RadioShack (RSH) reported on Tuesday a wider second-quarter loss driven by clearance events and promotional efforts that weakened margins.
The company also announced that Dorvin D. Lively resigned as chief financial officer to pursue another career opportunity. Holly F. Etlin, a managing director at consulting firm AlixPartners, will assume the role of interim CFO. AlixPartners is a firm that specializes in corporate turnarounds.
RadioShack said it has begun searching for a permanent replacement.
As weakening sales have continued to weigh on earnings, the struggling electronics retailer is working on revamping its stores. The Fort Worth, Texas-based company is now eyeing a “whole store” sales model. The strategy calls for displaying a brand’s products together, rather than dividing them around the store by category.
RadioShack has also said it will improve online sales and begin a marketing campaign using the catchphrase “let’s play” in an effort to revive the retailer’s image.

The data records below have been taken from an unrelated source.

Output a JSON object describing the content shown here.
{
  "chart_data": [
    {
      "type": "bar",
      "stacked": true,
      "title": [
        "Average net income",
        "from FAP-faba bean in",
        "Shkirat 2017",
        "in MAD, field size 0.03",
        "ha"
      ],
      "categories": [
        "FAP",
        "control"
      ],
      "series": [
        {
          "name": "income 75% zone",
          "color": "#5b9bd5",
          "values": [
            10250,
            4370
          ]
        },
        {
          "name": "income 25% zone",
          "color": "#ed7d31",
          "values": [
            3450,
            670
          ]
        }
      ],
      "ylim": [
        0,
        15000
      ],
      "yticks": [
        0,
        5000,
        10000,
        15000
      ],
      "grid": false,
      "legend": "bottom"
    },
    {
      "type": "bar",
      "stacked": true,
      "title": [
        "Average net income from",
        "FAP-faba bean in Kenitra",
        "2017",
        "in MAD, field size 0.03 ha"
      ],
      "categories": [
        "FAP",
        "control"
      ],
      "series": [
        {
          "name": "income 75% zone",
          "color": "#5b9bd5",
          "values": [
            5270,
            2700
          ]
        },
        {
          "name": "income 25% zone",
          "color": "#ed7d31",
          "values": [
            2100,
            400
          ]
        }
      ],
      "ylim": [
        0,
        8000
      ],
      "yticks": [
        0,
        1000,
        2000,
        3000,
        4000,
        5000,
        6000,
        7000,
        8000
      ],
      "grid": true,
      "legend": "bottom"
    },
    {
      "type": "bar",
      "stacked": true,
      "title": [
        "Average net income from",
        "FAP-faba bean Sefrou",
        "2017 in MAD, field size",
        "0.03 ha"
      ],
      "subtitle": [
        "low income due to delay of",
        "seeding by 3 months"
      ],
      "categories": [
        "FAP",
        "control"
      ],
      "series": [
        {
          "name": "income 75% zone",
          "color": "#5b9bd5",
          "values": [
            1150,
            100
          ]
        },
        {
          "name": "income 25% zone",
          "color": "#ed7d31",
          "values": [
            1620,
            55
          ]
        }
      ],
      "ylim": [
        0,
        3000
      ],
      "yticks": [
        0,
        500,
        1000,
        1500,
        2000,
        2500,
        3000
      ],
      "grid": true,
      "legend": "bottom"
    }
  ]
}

RadioShack Chief Executive Joseph C. Magnacca said in a statement that the company’s turnaround is expected to take “several quarters.”
He also said RadioShack is working with AlixPartners and Peter J. Solomon Company, an investment banking firm.
“We will be guided by the five pillars of our turnaround strategy—repositioning the brand, revamping our product assortment, reinvigorating our stores, operational efficiency and financial flexibility,” Magnacca added.
For the latest period, same-store sales grew for the first time since 2010, rising 1.3%.
RadioShack’s loss checked in at $53.1 million, or 53 cents a share, compared to a year-ago loss of $21 million, or 21 cents a share.
Revenue fell 0.5% to $844.5 million. Input costs rose 4.4%.
Analysts were looking for a 24-cent loss and revenue of $816 million.
RadioShack explained that gross margin, which narrowed to 37.2% from 40.1%, was pressured by the retailer’s strategy during the quarter of clearance events and testing several promotions.
Shares jumped 7.5% to $3.15 in pre-market trading. As of Monday’s close, the stock was down 21% over the last year.